What would happen if I were this sick and there weren’t such reinforcement, asks Peggy.  (She’s always asking these probing questions.)  I don’t know, says Brooke, I have no idea, maybe I would have to try to starve myself, though they’d try to keep me alive; but I know I couldn’t stand it without this reinforcement.  I couldn’t stand it.    But then I couldn’t have gotten this far without all the support I’ve gotten over the past two and a half years—I feel obligated to keep living, in a way, aside from the will to live.    I don’t honestly believe that that will would be strong enough to counter the pain, if there weren’t such support.    The loneliness would be overpowering; I’d have to have a level of religious belief or something like that to survive, if I didn’t have these real people and their love with me; I’d have to have some kind of religious belief to go it alone, because the pain is sometimes really unbearable.
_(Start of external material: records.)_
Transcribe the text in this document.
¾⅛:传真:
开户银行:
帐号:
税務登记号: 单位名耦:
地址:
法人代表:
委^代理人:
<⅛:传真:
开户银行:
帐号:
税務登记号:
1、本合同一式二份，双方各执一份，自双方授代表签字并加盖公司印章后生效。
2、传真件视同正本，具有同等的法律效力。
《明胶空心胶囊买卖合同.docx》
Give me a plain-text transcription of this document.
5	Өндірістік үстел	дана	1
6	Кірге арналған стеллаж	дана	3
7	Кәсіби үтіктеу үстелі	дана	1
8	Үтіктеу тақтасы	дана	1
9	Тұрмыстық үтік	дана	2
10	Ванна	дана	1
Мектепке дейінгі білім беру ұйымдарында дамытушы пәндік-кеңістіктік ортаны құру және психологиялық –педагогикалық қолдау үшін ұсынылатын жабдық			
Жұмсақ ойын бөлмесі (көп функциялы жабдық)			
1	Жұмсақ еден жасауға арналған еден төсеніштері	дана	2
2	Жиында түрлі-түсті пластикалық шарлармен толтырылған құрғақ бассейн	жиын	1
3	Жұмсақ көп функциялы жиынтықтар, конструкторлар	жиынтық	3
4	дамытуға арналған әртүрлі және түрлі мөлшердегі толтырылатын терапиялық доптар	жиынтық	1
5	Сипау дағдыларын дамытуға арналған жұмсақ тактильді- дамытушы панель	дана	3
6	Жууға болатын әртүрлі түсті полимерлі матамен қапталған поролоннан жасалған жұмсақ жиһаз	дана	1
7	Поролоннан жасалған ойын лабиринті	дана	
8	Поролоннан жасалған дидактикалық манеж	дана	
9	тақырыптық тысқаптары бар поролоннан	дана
I’d need more than what I’ve got, if I didn’t have these caregivers and these friends and my wife and family too. 

 

A day later, Brooke continues, I’ve been having a few thoughts about what it would be like to go through this absolutely alone, as many people in fact do.   To be really alone doing this, you’d have to be in a hospital in Moscow, say, or some very distant and alien place where you couldn’t speak the language.  But I think I’d have to believe in Heaven or some other dimension of reality, where I didn’t have any right to let go of my life if I couldn’t stand it anymore; not being even able to do that would be the negative part.  You’d have to believe in some place where going through this would be rewarded in some way.  Because not to have people around who really cared about you you’d have to dig so deep, it’s hard to imagine how that would be possible.   Of course, there are people who live in solitary confinement for years, like Robbin Island or Insein Prison or hellholes everywhere in the world, where they’re beaten and tortured every day with no hope of escape; these people are genuine heroes, and it’s beyond my capacity to imagine what they go through.  Compared to their existence, mine seems rich.  After all,   what’s actually going on here, though I’ve been for the most part confined to the house while I’m still recovering,  is a pretty extraordinary phenomenon, and it does compensate in some measure for the paralysis and pain that I experience on a daily basis. I see so much growth and change in the people around me who form our staff, much of it from contact with each other as well as from contact with somebody in a compromised situation like me--all of it for the better.  I find them all interesting; I care about them too.  Imagine, a house full of love.  How many ordinary people live in houses like this, where you can almost feel it in the walls?   Of course it isn’t like this all the time, sometimes it’s just ordinary everyday, and working here taking care of me is just a job, but especially right now while I’m still recovering from this pneumonia I can really feel what this ubiquitous care, this emerging love, does for me and for us all.